Pakistan Agriculture News

Sindh’s first-ever agriculture policy needs well-defined procedure, says FAO consultant

HYDERABAD: Policy consultants of the UN’s Food and Agriculture Organisation (FAO) have said that implementation of first-ever agriculture policy of the Sindh government would require well-defined procedure and added that action plan for implementation of the policy needed capacity and adaptation.

They also called for investing in research and development to achieve required target of overall seven per cent growth in Sindh’s agriculture sector, which is currently three per cent. They were speaking at a strategic planning workshop on Sindh Agriculture Policy 2018-30 at a local hotel organised by the agriculture extension wing of the Sindh agriculture department here on Tuesday. The workshop was organised for agriculture officers/officials.

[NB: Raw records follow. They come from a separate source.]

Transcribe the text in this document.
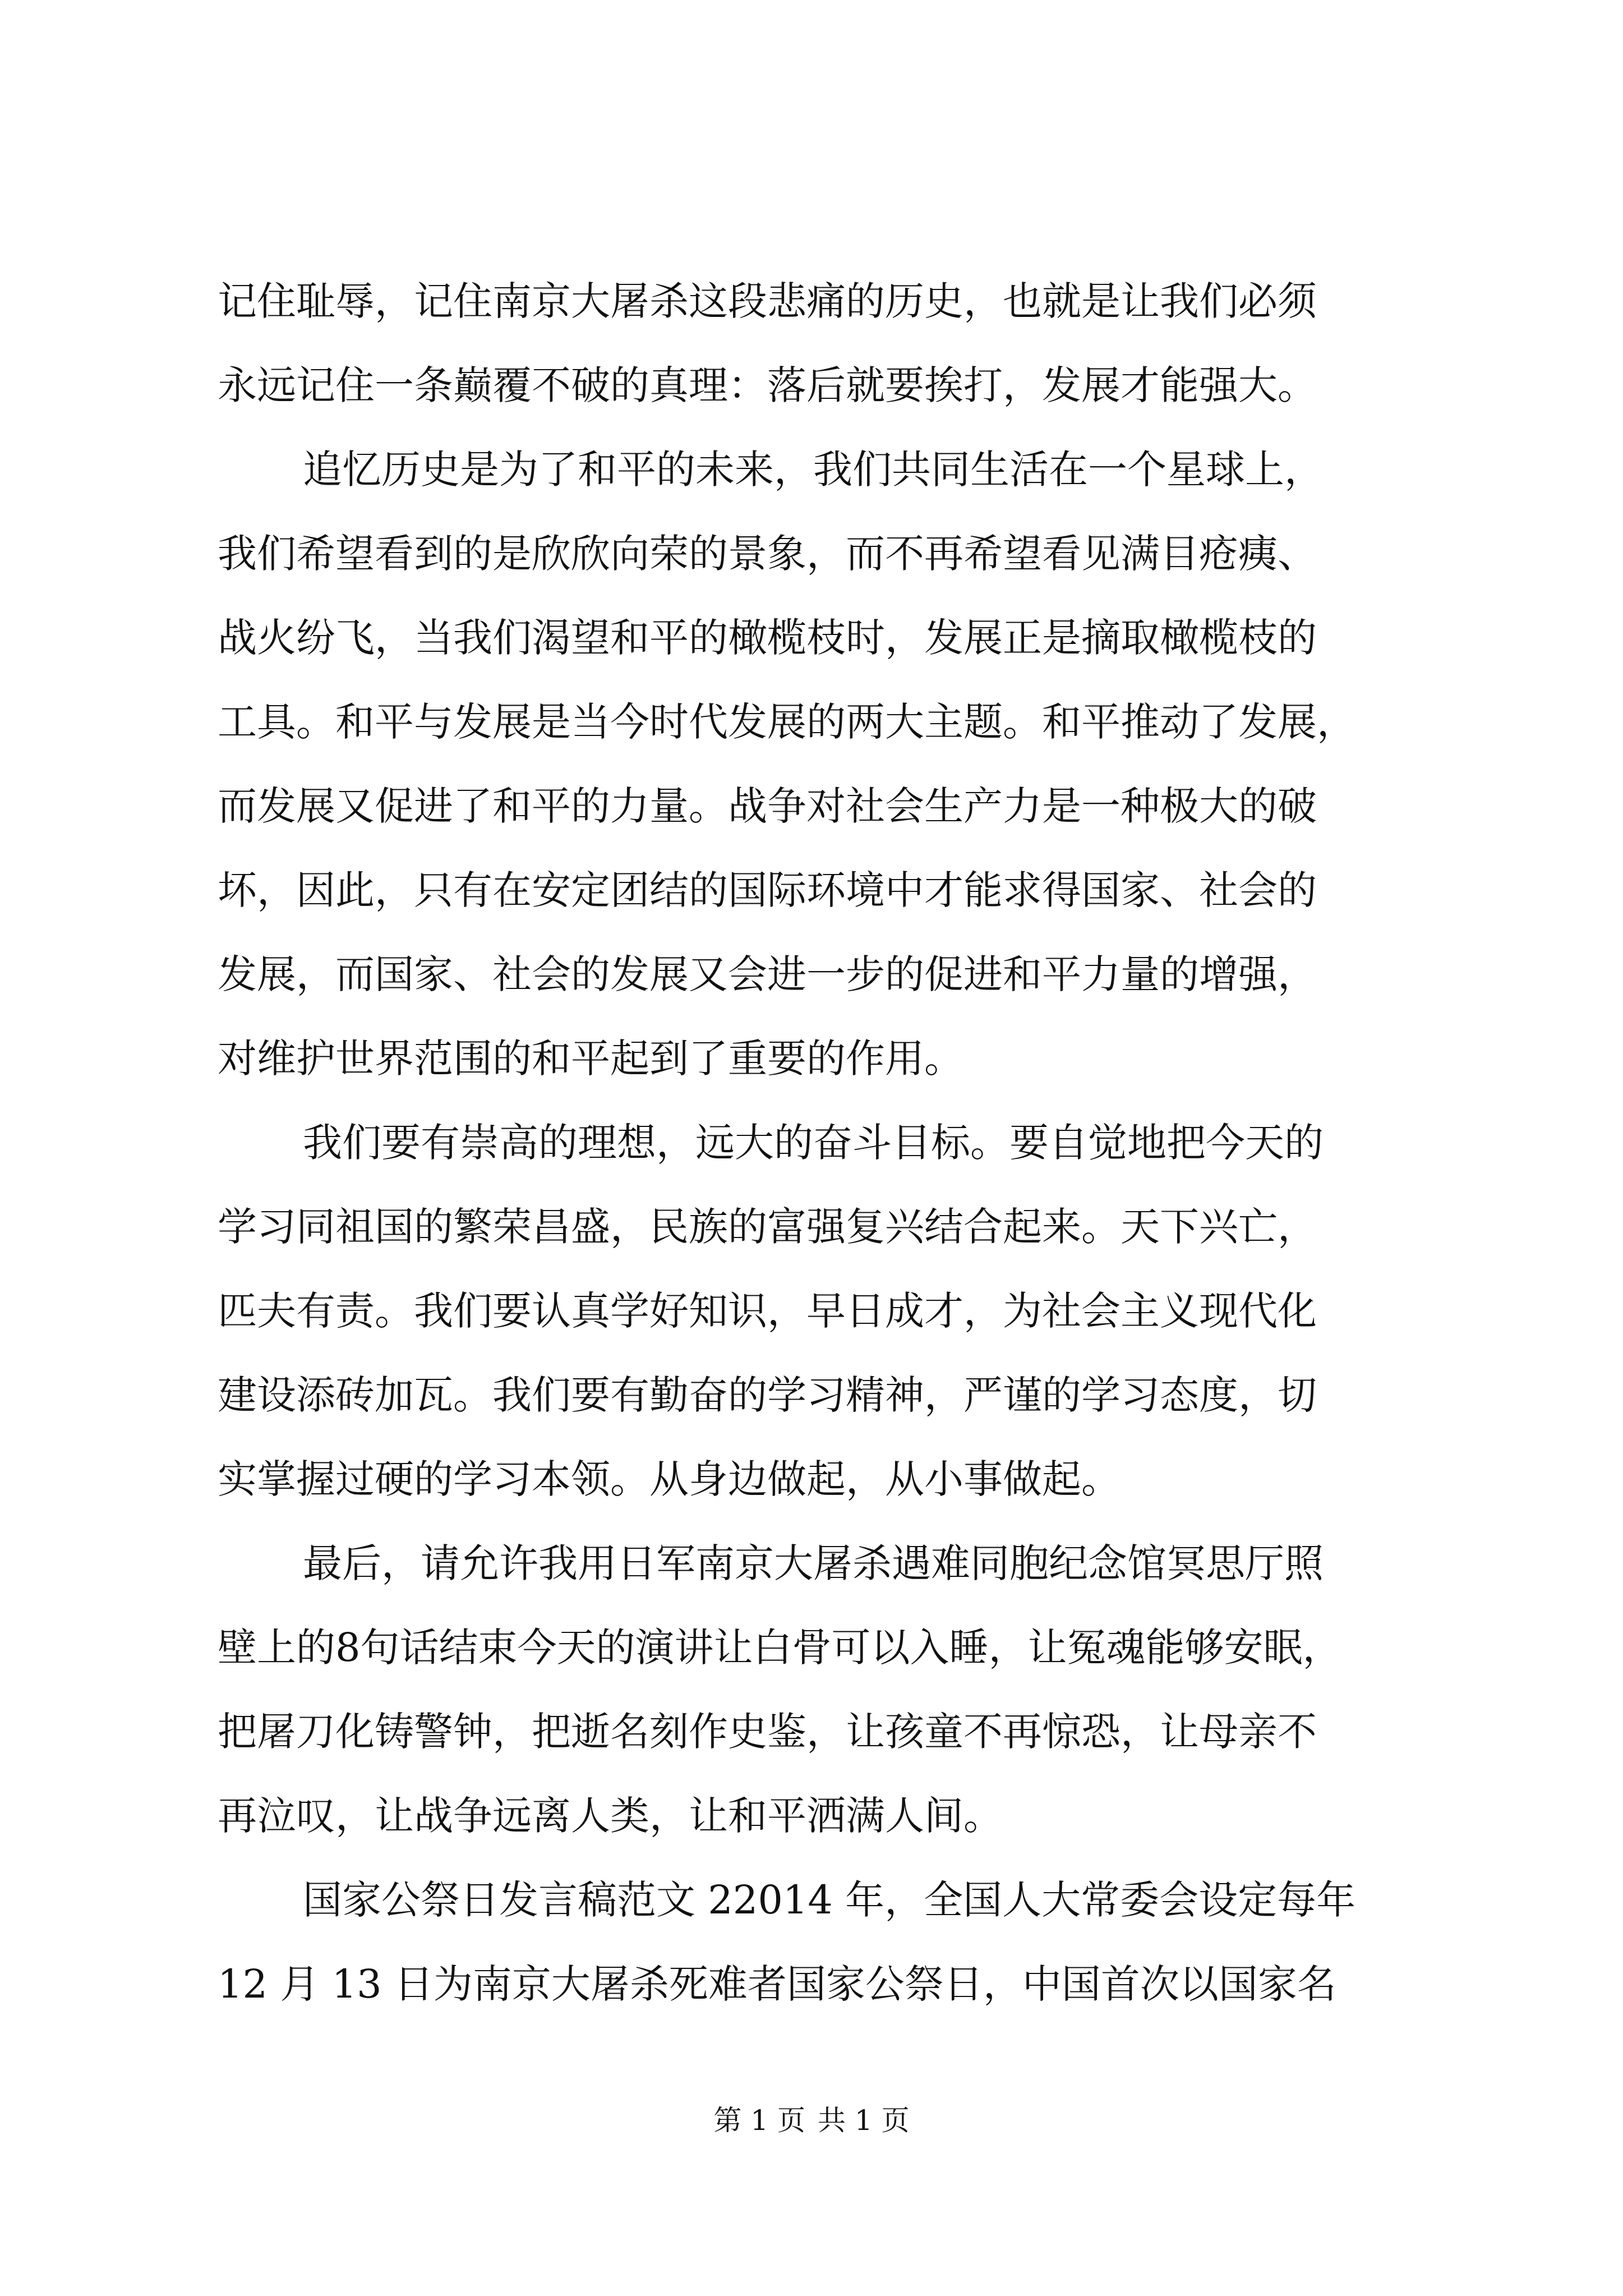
记住耻辱，记住南京大屠杀这段悲痛的历史，也就是让我们必须
永远记住一条巅覆不破的真理：落后就要挨打，发展才能强大。
追忆历史是为了和平的未来，我们共同生活在一个星球上，
我们希望看到的是欣欣向荣的景象，而不再希望看见满目疮痍、
战火纷飞，当我们渴望和平的橄榄枝时，发展正是摘取橄榄枝的
工具。和平与发展是当今时代发展的两大主题。和平推动了发展，
而发展又促进了和平的力量。战争对社会生产力是一种极大的破
坏，因此，只有在安定团结的国际环境中才能求得国家、社会的
发展，而国家、社会的发展又会进一步的促进和平力量的增强，
对维护世界范围的和平起到了重要的作用。
我们要有崇高的理想，远大的奋斗目标。要自觉地把今天的
学习同祖国的繁荣昌盛，民族的富强复兴结合起来。天下兴亡，
匹夫有责。我们要认真学好知识，早日成才，为社会主义现代化
建设添砖加瓦。我们要有勤奋的学习精神，严谨的学习态度，切
实掌握过硬的学习本领。从身边做起，从小事做起。
最后，请允许我用日军南京大屠杀遇难同胞纪念馆冥思厅照
壁上的8句话结束今天的演讲让白骨可以入睡，让冤魂能够安眠，
把屠刀化铸警钟，把逝名刻作史鉴，让孩童不再惊恐，让母亲不
再泣叹，让战争远离人类，让和平洒满人间。
国家公祭日发言稿范文 22014 年，全国人大常委会设定每年
12 月 13 日为南京大屠杀死难者国家公祭日，中国首次以国家名
第 1 页 共 1 页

Genevieve Hussain, a policy consultant, talked about salient features and objectives of the agriculture policy that would be implemented from next year after it was adopted in April this year by the Sindh cabinet.

The policy was drafted as a component of World Bank-funded Sindh Agriculture Growth Project (SAGP). She said that an action plan was to be prepared by line depart­ments for consideration of the Sindh Agriculture Policy Implementation Commission in early 2019.

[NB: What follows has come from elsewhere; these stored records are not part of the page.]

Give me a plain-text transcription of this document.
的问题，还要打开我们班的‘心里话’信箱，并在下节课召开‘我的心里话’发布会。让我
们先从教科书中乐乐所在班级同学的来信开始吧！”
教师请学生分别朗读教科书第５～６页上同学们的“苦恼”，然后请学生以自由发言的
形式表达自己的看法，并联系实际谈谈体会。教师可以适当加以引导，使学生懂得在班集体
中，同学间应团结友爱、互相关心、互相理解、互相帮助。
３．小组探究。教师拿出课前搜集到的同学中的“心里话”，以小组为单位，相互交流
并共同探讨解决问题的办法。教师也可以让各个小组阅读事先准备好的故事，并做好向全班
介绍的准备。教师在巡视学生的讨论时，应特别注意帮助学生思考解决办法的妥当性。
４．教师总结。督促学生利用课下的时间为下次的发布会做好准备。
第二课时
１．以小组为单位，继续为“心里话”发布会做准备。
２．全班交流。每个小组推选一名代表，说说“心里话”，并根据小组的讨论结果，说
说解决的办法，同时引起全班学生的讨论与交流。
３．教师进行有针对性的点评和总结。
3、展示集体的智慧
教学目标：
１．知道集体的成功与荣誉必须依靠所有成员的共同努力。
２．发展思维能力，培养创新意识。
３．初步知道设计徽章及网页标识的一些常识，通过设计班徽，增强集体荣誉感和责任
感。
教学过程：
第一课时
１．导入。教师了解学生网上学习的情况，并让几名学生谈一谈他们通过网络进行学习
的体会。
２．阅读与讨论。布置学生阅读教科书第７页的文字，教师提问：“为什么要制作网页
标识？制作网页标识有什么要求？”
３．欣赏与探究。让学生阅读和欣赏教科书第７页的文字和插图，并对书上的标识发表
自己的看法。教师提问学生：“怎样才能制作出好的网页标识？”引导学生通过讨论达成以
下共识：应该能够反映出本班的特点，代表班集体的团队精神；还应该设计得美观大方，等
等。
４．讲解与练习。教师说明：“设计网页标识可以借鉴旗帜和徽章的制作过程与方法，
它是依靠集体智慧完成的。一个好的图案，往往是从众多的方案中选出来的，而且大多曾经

She said that agriculture policy sought to raise the growth rate by four per cent to have overall seven per cent growth in Sindh to create jobs and income from agriculture.

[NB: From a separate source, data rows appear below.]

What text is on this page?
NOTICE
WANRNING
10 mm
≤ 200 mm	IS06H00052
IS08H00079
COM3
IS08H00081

Other objectives aim to reduce malnutrition, poverty and food insecurity by half along with managing natural resources sustainably, especially water resources and soil. She said that resilience was to be ensured and climate-responsive agriculture to adapt to climate change was another goal.

She said that between 1972 and 2000 average growth in agriculture was four per cent and from year 2000 to 2017 it dropped to three per cent due to high cost of production. It needs to be raised. She said that high-nutrient foods like pulses, milk, fish, meat and vegetables have actually become too expensive for consumers to afford.

Discussing growth in farm sector, she said that regulatory framework needed to be reviewed to create enabling environment that was conducive to private sector’s investment in agriculture.

Sometimes laws, legislation, regulatory regime and even subsidies need to be looked into to make sure incentives were there for private investment.

She said that uptake of agriculture technology, research and development and modernisation of agriculture was another way to achieve growth.

She said that agriculture policy adopted in April 2018 was to align with Sustainable Development Goals (SDGs) and it should be started in order to be implemented quickly. She said steps towards its implementation required regulatory changes, capacity development for departments concerned and technological changes. She said that all these issues would be addressed in the action plan.

Ejaz Qureshi, another FAO consultant, pointed out that growth in China’s agriculture sector came with some policy initiatives.

He said that this helped China overcome poverty adding that India was focussing on its farm sector as well. He said that institutional reforms and interventions were essential for achieving growth. He expressed concern over the fact that mostly Sindh’s land was waterlogged.

Strategic management has to be systematic and it should also be adjustable in local context. He said that timeline must be fixed for achieving objectives.

The Sindh agriculture policy aims to ensure efficient, prosperous and resilient agriculture sector that could provide good income and decent employment to those involved in production, processing, transport and storage.